There are less immersive ways to dramatize life online. Recent indie hits like Eighth Grade, with its social media odysseys scored to Enya, and Sorry to Bother You, with its third-act twist involving a viral video, have integrated elements of web culture into conventionally shot narratives. As our reliance on the internet as a means of communication grows more intense with each passing year, the movies will likely struggle to catch up in portraying the surreal intimacy and emotional intensity of scrolling on your phone. Young filmmakers raised on the aesthetics of Twitch, YouTube, and Snapchat will inevitably be drawn to less traditional formats. Assuming they still want to make movies.
Though many of these projects explore universal anxieties about technology -- horror and thriller stories require tension -- Bekmambetov doesn't consider himself an especially paranoid person. He doesn't put tape over the camera on his computer. He wears an Apple watch. He says he tried Google Glass and almost crashed his car as a result, but he remains fundamentally hopeful about technology.

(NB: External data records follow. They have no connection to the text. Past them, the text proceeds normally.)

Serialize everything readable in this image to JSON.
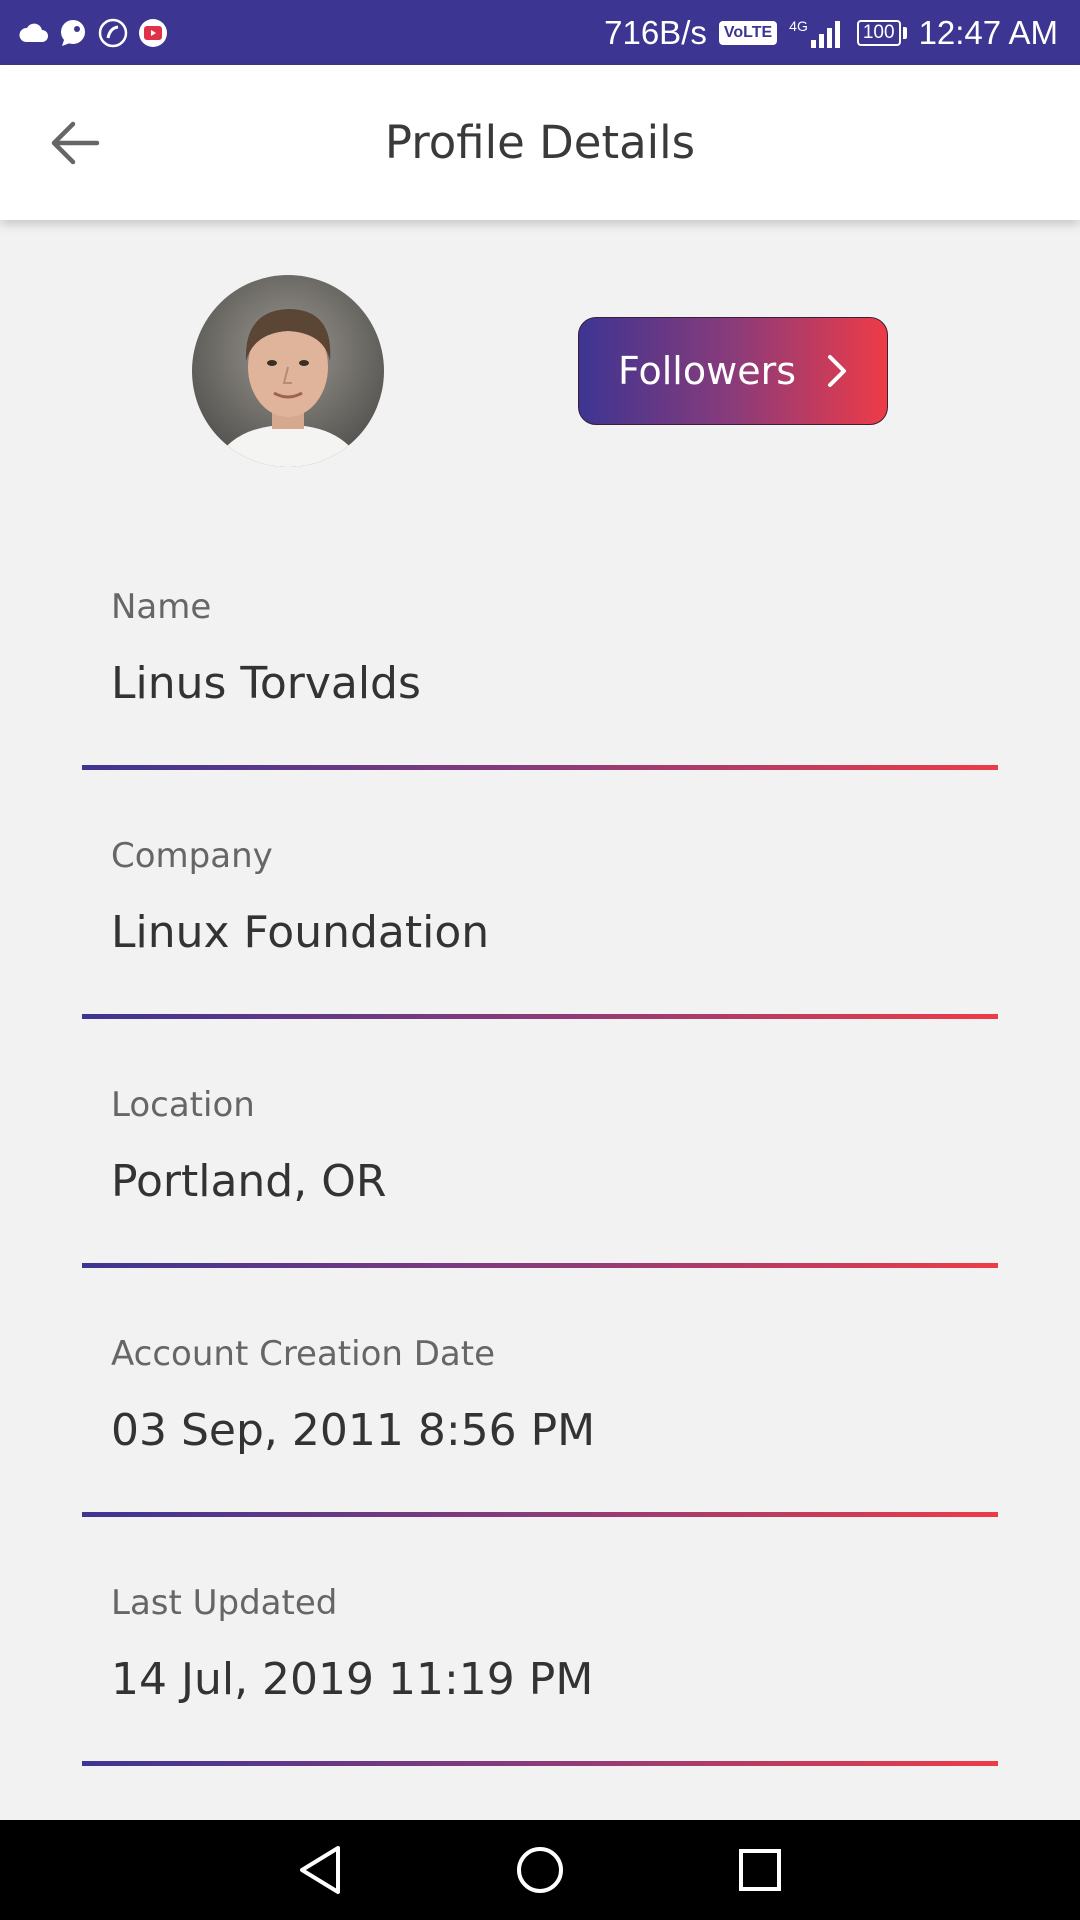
{
  "status_bar": {
    "net_speed": "716B/s",
    "volte": "VoLTE",
    "network": "4G",
    "battery": "100",
    "time": "12:47 AM",
    "icons": [
      "cloud-icon",
      "chat-bubble-icon",
      "phone-app-icon",
      "youtube-icon"
    ]
  },
  "app_bar": {
    "title": "Profile Details",
    "back_icon": "arrow-back-icon"
  },
  "profile": {
    "avatar": "user-avatar-photo",
    "followers_label": "Followers",
    "followers_icon": "chevron-right-icon"
  },
  "fields": [
    {
      "label": "Name",
      "value": "Linus Torvalds"
    },
    {
      "label": "Company",
      "value": "Linux Foundation"
    },
    {
      "label": "Location",
      "value": "Portland, OR"
    },
    {
      "label": "Account Creation Date",
      "value": "03 Sep, 2011 8:56 PM"
    },
    {
      "label": "Last Updated",
      "value": "14 Jul, 2019 11:19 PM"
    }
  ],
  "nav_bar": {
    "back": "nav-back-icon",
    "home": "nav-home-icon",
    "recents": "nav-recents-icon"
  },
  "colors": {
    "primary": "#3d3592",
    "accent": "#ee3b47",
    "background": "#f2f2f2"
  }
}
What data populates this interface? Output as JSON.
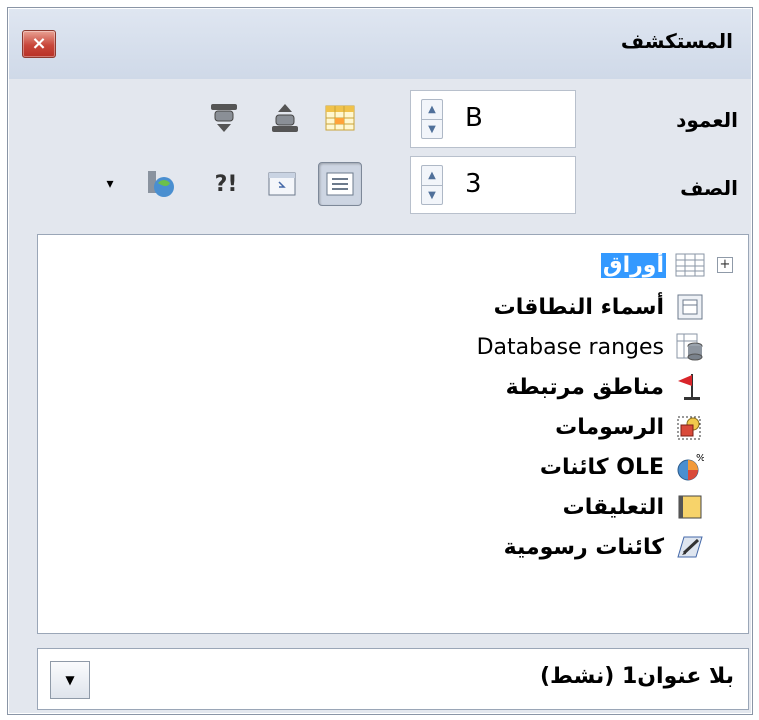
{
  "window": {
    "title": "المستكشف",
    "close_glyph": "×"
  },
  "fields": {
    "column": {
      "label": "العمود",
      "value": "B",
      "up": "▲",
      "down": "▼"
    },
    "row": {
      "label": "الصف",
      "value": "3",
      "up": "▲",
      "down": "▼"
    }
  },
  "toolbar": {
    "icons": [
      "data-range-icon",
      "start-icon",
      "end-icon",
      "content-view-icon",
      "toggle-icon",
      "scenarios-icon",
      "drag-mode-icon",
      "dropdown-arrow-icon"
    ],
    "scenario_glyph": "?!",
    "dropdown_glyph": "▾"
  },
  "tree": {
    "expander": "+",
    "items": [
      {
        "label": "أوراق",
        "icon": "sheet-icon",
        "selected": true
      },
      {
        "label": "أسماء النطاقات",
        "icon": "range-names-icon"
      },
      {
        "label": "Database ranges",
        "icon": "database-icon"
      },
      {
        "label": "مناطق مرتبطة",
        "icon": "linked-areas-icon"
      },
      {
        "label": "الرسومات",
        "icon": "images-icon"
      },
      {
        "label": "كائنات OLE",
        "icon": "ole-objects-icon"
      },
      {
        "label": "التعليقات",
        "icon": "comments-icon"
      },
      {
        "label": "كائنات رسومية",
        "icon": "drawing-objects-icon"
      }
    ]
  },
  "document": {
    "value": "بلا عنوان1 (نشط)",
    "dropdown_glyph": "▼"
  },
  "colors": {
    "accent_selected": "#3399ff",
    "window_bg": "#e3e7ee",
    "close": "#c8463a"
  }
}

He's curious by nature.
Towards the end of our conversation, he compares his adventures with Screenlife to the excitement of playing with toys as a child. When he was a young boy, his uncle gave him a toy horse as a present and he cut off its head to see what was inside. "My parents were very angry," he laughs. "They said, 'You destroyed the horse.' But what's happened with Screenlife now very much reminds me of this horse. I'm trying to understand the reality -- the new reality."